Ainsi passent les jours dans ce loisir inoccupé de harem, où la femme, tout entière soumise au maître et à ses désirs, semble toute courbée, plus par terreur que par amour, à lui plaire et à le servir : vie de sultane favorite comme la mène, à l’autre bout de l’Europe, la cousine de Joséphine, Mademoiselle de Rivery, qui, prise par des corsaires à son retour de France, a été, selon la légende, envoyée en présent au Grand seigneur par le Dey d’Alger et en a eu un fils, ce Mourad II, qui monta au trône en 1808. Sans cesse, la crainte de la répudiation ou de l’abandon, la torture ou l’inquiétude de la jalousie.

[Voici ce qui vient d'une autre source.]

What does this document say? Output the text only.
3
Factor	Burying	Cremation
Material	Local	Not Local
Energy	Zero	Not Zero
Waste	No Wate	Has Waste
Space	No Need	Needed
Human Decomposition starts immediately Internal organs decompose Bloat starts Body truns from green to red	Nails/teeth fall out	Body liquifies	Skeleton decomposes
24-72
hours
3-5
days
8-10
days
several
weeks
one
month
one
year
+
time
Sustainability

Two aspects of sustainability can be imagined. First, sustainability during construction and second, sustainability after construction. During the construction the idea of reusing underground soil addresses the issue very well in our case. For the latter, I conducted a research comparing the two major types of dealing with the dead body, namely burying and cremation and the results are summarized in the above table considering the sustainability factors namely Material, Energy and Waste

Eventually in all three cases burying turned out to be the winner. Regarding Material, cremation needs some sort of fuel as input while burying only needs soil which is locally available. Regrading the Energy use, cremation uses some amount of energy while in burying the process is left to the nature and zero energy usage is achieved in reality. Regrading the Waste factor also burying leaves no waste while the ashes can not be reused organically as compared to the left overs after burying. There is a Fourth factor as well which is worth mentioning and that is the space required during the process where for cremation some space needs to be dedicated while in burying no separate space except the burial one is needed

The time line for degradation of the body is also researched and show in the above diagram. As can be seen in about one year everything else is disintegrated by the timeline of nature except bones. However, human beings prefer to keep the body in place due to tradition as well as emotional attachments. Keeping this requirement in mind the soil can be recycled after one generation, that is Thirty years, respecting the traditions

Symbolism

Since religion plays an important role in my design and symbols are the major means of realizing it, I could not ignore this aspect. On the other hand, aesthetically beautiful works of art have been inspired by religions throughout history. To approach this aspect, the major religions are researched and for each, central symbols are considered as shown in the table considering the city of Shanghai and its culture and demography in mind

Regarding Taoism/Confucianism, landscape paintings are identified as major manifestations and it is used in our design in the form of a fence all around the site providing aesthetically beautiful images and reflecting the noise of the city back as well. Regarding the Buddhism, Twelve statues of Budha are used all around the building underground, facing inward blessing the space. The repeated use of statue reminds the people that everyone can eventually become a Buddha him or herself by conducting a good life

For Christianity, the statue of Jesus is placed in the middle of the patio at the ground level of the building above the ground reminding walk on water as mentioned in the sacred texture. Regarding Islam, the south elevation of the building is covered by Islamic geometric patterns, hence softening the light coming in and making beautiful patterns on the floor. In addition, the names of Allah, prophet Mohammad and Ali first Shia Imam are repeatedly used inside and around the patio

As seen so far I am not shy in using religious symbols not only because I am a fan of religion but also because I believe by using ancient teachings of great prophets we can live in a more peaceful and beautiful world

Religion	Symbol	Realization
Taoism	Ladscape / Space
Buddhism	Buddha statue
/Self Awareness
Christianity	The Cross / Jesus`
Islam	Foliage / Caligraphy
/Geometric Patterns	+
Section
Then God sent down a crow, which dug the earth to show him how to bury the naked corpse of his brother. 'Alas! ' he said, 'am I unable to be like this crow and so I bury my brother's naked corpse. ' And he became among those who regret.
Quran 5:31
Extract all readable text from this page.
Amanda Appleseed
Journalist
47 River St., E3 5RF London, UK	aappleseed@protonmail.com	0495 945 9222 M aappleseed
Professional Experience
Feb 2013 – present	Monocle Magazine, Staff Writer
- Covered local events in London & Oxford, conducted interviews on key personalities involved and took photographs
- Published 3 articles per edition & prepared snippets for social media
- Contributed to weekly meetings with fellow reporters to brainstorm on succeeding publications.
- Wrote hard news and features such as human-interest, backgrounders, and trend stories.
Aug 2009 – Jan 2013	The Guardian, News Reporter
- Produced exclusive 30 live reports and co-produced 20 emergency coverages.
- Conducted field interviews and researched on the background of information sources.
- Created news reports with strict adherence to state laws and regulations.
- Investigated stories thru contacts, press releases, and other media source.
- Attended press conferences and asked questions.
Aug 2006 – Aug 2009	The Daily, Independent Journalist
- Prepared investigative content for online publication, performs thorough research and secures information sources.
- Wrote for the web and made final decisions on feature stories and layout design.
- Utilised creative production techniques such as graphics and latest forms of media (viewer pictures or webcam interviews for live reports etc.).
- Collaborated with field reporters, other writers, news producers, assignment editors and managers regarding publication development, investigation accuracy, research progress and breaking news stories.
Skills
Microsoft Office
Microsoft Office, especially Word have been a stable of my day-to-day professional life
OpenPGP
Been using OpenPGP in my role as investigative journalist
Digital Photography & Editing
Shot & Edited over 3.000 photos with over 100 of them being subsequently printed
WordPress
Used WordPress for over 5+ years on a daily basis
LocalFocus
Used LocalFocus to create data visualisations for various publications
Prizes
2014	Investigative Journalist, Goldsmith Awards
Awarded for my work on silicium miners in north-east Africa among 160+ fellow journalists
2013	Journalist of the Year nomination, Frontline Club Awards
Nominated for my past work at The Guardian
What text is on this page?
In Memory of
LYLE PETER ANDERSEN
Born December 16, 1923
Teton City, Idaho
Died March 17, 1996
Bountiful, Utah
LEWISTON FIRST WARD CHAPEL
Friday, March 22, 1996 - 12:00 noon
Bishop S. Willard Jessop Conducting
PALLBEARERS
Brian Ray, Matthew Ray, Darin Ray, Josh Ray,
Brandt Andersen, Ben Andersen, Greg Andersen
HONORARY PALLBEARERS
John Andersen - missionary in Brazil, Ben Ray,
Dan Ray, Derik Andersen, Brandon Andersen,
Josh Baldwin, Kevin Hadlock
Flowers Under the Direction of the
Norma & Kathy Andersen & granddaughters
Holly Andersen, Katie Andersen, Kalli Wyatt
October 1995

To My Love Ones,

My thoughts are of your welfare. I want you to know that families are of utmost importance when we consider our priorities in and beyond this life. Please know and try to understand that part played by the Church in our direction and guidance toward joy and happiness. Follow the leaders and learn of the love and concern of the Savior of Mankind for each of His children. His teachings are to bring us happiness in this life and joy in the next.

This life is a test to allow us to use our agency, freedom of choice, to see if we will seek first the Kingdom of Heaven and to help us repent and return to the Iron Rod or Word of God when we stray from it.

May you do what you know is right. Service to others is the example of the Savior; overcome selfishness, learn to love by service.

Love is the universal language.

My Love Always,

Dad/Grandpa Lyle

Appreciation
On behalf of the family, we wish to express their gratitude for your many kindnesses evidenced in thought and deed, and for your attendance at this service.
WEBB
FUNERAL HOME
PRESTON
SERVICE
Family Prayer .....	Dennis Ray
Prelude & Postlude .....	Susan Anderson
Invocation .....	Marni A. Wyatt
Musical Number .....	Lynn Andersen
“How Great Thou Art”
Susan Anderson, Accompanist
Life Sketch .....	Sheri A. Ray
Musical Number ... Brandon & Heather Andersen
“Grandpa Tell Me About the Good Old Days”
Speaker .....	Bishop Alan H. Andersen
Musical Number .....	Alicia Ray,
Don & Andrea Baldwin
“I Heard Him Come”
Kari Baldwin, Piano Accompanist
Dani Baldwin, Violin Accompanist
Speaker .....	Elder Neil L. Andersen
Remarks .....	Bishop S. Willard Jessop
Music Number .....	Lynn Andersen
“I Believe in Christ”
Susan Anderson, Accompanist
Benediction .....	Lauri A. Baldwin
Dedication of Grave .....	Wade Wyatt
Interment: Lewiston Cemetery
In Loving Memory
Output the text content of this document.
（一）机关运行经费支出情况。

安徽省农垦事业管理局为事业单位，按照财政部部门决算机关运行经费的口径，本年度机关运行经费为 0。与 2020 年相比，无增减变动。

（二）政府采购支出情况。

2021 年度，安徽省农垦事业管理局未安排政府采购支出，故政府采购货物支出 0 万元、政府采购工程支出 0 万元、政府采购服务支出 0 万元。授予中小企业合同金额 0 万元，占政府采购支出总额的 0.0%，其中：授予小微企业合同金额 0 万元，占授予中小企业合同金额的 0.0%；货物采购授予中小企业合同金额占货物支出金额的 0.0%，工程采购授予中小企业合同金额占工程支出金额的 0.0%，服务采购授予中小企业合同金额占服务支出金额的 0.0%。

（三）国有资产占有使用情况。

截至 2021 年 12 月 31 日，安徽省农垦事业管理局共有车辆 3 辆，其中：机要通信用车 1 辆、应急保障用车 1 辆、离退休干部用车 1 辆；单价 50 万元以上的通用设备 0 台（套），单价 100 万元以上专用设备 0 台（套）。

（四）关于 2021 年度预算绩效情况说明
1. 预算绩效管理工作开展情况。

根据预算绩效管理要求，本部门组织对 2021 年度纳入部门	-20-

Dans le palais, clos, fermé, gardé, les longues parures, les achats de bijoux et d’étoffes qu’apportent les marchands, les visites de femmes ; puis, les doigts occupés vaguement à tracer quelque dessin d’aiguille ou à remuer des pierres précieuses ; les jeux d’adresse ou de hasard, la recherche des sorts et le devinement de l’avenir, l’attente constante du bon plaisir du maître, qu’est-ce sinon la vie que mènent, aux rives du Bosphore, les odalisques dans leur oisiveté opulente et craintive ? Il manque à Joséphine le narghileh et les sorbets à la rose, mais elle a d’autres plaisirs.


FREDERIC MASSON.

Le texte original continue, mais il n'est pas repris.